Once we have a puzzle generated, it’s time to start erasing. The goal here is to erase enough digits so that the puzzle still has exactly one solution – and isn’t too incredibly hard. A normal Sudoku can go down to about sixteen ‘givens’ (the digits pre-printed in the puzzle) before it becomes ambiguous. Our puzzles can get down to eight digits, although they’re likely to be too difficult to be any fun to solve.

The process for erasing is always the same. We randomly pick a space and erase it, then feed the resultant puzzle into our solver. The solver then uses the constraints and finds ALL possible solutions for the puzzle. If it finds more than one solution, then we know that erasing the cell made the puzzle ambiguous. Ambiguous is bad – when you solve a puzzle the solution you get should always agree with the one in the back of the book.

As a side effect of the solving, we also determine how hard the puzzle is. When erased, we go through and reduce the cells to having exactly the possible set of digits that can go into the cell. We apply a formula to these cells. A cell that has only one possibility (even though it’s erased) has a very small weight towards the difficulty; a cell that has nine possibilities puts in a very large weight.
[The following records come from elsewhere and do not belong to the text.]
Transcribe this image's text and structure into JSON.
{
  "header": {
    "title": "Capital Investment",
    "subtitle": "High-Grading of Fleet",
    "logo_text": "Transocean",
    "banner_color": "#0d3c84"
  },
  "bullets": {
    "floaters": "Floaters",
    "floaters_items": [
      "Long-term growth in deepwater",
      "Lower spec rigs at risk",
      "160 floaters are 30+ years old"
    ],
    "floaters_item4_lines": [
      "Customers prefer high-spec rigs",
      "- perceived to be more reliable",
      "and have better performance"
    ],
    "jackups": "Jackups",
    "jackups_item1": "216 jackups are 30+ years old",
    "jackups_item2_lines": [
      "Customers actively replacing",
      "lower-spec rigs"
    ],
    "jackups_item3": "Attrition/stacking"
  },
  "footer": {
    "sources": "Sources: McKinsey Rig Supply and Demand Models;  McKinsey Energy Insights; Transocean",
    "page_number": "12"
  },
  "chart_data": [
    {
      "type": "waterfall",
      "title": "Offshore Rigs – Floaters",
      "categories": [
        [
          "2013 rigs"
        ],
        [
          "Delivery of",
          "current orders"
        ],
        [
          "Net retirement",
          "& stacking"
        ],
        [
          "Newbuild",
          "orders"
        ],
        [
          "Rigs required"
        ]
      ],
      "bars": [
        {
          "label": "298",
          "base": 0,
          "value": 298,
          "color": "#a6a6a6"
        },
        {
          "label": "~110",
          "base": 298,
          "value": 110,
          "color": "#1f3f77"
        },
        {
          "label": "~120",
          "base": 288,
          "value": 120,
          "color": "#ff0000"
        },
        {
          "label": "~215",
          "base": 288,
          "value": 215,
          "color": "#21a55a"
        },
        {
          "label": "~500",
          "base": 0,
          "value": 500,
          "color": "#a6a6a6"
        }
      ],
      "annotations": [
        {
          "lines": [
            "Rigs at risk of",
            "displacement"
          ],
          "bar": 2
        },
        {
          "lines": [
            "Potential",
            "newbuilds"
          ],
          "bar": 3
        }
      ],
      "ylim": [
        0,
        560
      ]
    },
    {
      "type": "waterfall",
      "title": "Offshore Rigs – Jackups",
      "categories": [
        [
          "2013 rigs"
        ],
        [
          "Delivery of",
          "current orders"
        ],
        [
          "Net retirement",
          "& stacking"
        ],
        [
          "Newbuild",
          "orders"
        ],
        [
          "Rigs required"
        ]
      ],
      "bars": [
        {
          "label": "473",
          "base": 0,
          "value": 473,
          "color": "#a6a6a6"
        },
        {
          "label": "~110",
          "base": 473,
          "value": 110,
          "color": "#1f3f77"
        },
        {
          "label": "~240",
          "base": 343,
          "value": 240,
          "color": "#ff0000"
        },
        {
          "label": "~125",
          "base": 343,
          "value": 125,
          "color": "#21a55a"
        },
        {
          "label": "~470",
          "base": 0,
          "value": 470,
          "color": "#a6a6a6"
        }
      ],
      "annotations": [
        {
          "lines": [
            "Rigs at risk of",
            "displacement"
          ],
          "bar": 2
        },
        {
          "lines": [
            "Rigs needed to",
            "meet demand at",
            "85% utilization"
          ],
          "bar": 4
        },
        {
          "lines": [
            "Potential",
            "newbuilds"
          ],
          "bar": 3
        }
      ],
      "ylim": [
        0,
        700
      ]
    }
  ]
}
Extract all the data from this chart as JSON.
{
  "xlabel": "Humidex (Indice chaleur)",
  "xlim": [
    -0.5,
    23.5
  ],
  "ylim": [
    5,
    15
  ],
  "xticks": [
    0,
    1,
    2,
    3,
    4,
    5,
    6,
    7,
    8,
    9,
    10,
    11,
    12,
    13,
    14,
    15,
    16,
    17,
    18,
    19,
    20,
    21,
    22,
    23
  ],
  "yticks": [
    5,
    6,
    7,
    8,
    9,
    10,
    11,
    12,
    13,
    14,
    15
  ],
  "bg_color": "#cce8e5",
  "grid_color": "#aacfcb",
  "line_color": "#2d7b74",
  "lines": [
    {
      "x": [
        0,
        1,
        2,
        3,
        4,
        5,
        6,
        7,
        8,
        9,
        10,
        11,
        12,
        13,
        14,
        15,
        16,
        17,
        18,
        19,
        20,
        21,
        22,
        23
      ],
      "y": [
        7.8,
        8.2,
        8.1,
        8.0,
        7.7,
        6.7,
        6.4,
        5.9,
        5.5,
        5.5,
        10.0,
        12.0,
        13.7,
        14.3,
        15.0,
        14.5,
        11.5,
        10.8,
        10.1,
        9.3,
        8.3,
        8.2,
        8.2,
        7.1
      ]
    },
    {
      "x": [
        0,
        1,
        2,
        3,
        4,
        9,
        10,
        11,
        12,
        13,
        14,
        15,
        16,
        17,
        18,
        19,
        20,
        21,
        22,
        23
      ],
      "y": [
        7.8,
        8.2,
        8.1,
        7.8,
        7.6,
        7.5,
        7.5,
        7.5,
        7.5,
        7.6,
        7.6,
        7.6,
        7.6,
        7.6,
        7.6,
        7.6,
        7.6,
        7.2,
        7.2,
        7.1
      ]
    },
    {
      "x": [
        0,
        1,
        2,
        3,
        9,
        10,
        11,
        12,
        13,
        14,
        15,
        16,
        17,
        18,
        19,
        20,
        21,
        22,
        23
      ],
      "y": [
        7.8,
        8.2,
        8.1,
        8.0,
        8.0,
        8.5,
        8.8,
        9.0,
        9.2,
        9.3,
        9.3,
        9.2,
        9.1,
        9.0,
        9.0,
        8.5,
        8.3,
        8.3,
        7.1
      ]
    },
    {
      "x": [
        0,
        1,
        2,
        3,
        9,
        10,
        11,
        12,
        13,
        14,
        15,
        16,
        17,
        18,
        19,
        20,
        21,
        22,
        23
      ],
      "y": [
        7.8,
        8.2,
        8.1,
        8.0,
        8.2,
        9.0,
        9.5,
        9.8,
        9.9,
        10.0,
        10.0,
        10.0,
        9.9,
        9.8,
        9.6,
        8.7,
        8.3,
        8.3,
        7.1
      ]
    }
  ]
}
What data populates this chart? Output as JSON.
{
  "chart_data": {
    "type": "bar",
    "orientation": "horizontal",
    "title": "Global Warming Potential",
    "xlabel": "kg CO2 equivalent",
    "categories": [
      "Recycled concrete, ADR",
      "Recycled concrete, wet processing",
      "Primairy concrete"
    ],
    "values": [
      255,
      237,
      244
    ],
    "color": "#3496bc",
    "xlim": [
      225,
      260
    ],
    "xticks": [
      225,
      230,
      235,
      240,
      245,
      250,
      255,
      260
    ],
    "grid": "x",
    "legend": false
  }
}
Since we prefer to have the ‘easier’ puzzles first in the book, ending up with the toughest, this gives us a way to measure that.

Once the puzzle is done and saved into our database, it’s time to publish. Our constraints play another part here, since the other effect the interesting variants have – such as even and odd – is that we usually drop a graphic into the cell effected. The ‘even’ constraint drops a faded “E” into the even cells, ‘odd’ drops a faded “O” into the cell.

Before we publish, though, we run a validation step. While it’s ‘impossible’ for bad puzzles to be generated, we still do another check of every puzzle. Why? Because sometimes coding changes are made here and there that have unexpected side effects.

Some people call them ‘bugs’, but side effects just sounds better.